Meine Finger waren eng mit Harrys verschlungen, als wir zusammen über das große Rollfeld schritten. Er hatte Jona auf dem Arm, während ich Alex an meiner anderen Hand hielt. Ich versuchte die Kameras, die von allen Seiten auf uns gerichtet waren, komplett zu ignorieren und jeden einzelnen Moment mit Harry zu genießen. Es waren unsere letzten Momente zusammen als Familie, bevor Harry erneut in den Auslandseinsatz musste. Seine Einheit war nach Afghanistan berufen worden. Harry würde Helikopter fliegen und gegen Terroristen kämpfen. Kein humanitärer Einsatz, nein ein echter Kampfeinsatz. An Bord seines Helikopters würden keine Lebensmittel oder kranke Menschen transportiert werden. Anstellen der Verletzten und Lebensmittel würden Waffen und Munition an Bord sein. Waffen, die auf Terroristen zielen sollten, um diese umzubringen, in der Hoffnung, dass Harrys Kameraden schneller den Abzug drücken würden als die Gegenseite. Allein bei dem Gedanken drehte sich mein Magen um und ich wollte mich am liebsten direkt vor der gesamten Weltpresse übergeben. Ich hatte Harry angefleht nicht zu gehen, sogar seine Großmutter um Hilfe gebeten. Doch weder die Queen, noch Harry wollte hören was ich zu sagen hatte. Harry wiederholte immer wieder die gleichen Worte, „Ich habe einen Eid geleistet! Nur weil ich der Enkel der Queen bin, heißt, dass nicht das dieser Eid weniger wert ist. Ich werde kämpfen!" Nach diesen Worten hatte ich keine Chance mehr. Weder meine Tränen noch meine Wut oder mein Schweigen änderten etwas an der Tatsache, dass mein Ehemann uns für mindestens sieben Monate verlassen würde, um in der Wüste gegen Terroristen zu kämpfen. Menschen, die jetzt schon ein Kopfgeld auf ihn ausgesetzt hatte, während er noch nicht mal in ihrem Land war, sondern immer noch meine Hand hielt.
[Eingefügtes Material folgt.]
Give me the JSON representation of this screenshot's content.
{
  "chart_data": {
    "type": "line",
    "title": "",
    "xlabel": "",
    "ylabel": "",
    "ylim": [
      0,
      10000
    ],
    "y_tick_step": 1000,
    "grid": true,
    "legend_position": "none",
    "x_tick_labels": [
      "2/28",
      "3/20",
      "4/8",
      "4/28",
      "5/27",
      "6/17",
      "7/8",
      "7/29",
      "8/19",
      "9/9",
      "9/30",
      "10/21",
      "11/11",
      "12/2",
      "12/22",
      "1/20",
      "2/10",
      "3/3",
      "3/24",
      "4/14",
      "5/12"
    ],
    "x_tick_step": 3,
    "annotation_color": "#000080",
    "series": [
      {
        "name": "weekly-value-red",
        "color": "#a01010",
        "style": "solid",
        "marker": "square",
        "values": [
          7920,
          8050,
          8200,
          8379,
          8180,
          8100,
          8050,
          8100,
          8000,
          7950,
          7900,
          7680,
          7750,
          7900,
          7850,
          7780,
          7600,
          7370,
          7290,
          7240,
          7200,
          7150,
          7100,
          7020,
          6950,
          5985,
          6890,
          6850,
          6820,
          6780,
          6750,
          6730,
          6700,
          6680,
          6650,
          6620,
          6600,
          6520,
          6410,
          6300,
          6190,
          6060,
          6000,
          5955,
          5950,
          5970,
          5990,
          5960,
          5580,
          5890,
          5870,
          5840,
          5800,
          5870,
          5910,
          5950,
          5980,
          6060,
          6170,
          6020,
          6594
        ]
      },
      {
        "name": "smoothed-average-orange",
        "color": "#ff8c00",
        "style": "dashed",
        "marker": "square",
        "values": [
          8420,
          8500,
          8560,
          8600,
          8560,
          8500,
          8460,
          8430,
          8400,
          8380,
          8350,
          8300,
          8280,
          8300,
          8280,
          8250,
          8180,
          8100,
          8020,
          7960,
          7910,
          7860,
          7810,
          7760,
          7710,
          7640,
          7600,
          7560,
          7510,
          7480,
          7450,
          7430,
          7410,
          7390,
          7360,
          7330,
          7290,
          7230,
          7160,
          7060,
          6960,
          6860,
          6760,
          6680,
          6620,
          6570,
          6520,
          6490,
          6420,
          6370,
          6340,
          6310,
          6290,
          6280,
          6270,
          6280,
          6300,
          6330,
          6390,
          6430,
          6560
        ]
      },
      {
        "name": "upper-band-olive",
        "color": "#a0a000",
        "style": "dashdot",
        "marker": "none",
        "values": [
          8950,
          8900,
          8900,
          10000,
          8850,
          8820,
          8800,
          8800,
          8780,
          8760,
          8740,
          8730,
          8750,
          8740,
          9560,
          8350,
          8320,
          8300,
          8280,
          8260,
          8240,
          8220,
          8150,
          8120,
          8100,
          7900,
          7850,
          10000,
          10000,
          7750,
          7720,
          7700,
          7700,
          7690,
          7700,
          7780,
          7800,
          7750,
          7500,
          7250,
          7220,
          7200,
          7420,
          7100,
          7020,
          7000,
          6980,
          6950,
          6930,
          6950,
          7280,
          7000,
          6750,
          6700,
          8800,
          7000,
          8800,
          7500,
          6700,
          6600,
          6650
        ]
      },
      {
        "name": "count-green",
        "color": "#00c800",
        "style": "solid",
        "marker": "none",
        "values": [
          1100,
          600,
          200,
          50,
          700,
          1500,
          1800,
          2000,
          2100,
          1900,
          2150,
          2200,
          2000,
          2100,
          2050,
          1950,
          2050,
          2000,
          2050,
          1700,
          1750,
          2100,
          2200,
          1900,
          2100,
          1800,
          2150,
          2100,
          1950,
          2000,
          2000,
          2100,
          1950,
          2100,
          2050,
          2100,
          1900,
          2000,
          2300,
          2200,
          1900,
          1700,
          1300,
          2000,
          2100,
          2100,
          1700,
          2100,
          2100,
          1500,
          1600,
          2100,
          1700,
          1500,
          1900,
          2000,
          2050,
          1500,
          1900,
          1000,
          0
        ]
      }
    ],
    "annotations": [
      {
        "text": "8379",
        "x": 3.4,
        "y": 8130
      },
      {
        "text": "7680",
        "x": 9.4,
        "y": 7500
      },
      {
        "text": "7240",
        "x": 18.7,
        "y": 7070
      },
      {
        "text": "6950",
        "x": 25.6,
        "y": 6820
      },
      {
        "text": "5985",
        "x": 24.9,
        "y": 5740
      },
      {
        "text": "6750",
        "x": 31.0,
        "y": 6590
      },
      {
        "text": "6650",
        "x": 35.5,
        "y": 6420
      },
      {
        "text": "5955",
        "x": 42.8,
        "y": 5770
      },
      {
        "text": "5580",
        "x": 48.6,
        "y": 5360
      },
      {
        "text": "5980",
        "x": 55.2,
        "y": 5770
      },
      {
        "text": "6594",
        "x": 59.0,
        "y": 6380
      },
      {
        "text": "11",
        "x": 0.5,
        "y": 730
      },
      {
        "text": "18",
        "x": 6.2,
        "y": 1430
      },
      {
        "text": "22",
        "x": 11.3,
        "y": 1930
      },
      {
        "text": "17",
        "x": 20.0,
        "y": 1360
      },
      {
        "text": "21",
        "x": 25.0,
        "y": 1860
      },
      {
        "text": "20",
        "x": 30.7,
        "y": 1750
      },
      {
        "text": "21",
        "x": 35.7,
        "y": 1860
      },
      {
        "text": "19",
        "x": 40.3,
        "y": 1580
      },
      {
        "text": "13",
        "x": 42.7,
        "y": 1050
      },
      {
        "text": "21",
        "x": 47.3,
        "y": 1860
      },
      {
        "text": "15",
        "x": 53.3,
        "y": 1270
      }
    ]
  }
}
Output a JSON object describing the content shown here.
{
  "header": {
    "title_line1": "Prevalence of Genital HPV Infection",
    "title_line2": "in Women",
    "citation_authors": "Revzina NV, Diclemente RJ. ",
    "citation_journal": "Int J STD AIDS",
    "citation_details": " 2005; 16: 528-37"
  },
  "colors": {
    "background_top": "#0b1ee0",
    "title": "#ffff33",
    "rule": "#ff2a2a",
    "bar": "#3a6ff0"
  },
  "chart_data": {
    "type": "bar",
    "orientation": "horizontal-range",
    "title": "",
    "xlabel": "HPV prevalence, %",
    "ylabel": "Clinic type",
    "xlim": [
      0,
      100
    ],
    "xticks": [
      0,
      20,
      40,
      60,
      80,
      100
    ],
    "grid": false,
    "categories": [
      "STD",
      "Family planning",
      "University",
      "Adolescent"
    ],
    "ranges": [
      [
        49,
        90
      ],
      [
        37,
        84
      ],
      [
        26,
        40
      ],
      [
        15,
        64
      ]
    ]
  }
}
Ich schaute zu meiner Seite und versuchte mir jedes kleine Detail von Harry ein zu prägen. Die kleinen Lachfalten um seinen Mund herum. Der leichte Schwung in seinem Gang und wie er mich selbst jetzt in dieser Situation anlächelte, als wenn wir auf dem Weg zum Flieger waren, der uns in unseren nächsten Urlaub bringen würde.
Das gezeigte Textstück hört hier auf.